I recently ordered a set of carb rebuild kits for my ‘78 Z1R and I purchased the wrong kits. I should have researched the numbers stamped on the carbs before ordering. The carbs have Z12 and 00 stamped on the motor side mounting flange. Did the factory ever use these carbs on 77-80 Z1R’s? From a first glance it appears the bowl gasket is the only thing I can use here. Also, the idle mixture screw has the threads at the top just below the head and is much shorter.
Been rebuilding the mikuni vm carbs for decades and never once needed a rebuild kit. They are a waste of money and the jets in those are not mikuni so the sizes are not correct. Send them back and reuse what you have after a good cleaning of course.
The following user(s) said Thank You: 650ed, Nessism
Some photos of the carbs would be useful. For a '78 Z1R they should be VM 28 SS carbs. You can tell if they are 28's by measuring the outlet throat...it should be a tad over 28 mm.
If they are still stock they should have:
107.5 main jets
5CN15 jet needles in the middle slot (3 of 5)
1.5 mm cutaway (on the bottom)
O1 needle jets
Probably the best way to tell is to check a jet needle.

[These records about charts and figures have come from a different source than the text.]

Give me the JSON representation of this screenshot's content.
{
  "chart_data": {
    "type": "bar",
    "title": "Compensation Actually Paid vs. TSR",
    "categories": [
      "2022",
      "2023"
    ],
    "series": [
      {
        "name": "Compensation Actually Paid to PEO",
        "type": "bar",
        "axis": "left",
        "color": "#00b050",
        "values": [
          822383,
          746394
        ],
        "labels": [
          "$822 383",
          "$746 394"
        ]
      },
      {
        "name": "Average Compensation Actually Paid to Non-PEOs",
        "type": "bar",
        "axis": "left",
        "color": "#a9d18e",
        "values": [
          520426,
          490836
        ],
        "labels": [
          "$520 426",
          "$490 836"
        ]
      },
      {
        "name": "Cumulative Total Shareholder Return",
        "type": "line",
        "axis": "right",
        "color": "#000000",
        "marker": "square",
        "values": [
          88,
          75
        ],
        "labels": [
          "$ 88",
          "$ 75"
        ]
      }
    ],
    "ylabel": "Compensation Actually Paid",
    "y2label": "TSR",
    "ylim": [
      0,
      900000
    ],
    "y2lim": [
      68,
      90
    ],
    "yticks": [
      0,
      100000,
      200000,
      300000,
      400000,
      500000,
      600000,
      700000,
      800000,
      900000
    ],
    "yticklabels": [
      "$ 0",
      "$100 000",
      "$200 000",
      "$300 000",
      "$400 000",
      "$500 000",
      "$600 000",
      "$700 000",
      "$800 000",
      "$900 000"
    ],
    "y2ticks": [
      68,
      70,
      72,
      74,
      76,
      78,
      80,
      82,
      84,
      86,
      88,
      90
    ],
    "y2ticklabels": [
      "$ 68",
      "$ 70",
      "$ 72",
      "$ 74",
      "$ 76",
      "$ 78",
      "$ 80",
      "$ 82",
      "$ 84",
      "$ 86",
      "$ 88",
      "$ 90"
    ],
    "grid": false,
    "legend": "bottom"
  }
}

Most of the brass parts should still be good, as they don't wear much with only fuel or fuel/air going through them. The main parts to change are the o-rings and gaskets. I also like to change the needles and needle jets because they wear from the constant action of the needle going up and down inside the jets while air is rushing through the throat. The only aftermarket kits I will use are Keyster. You get a lot of stuff you don't really need but you do get the needles and needle jets.
I have a couple of Z1B's restored, an '80 KZ1000LTD restored, a 1981 KZ550 restored and a 2008 KLR 650 for off road fun. My wife has a 2019 Suzuki DR 650 for on and off road.
I reuse all the brass too. Main possible exception is the float needle and seat if there is a lot of wear and the spring in the needle can't hold up the weight of the float. You can get real deal Mikuni float needles and seats for decent prices off Amazon. Do some research first to find the proper part number and then go hunting.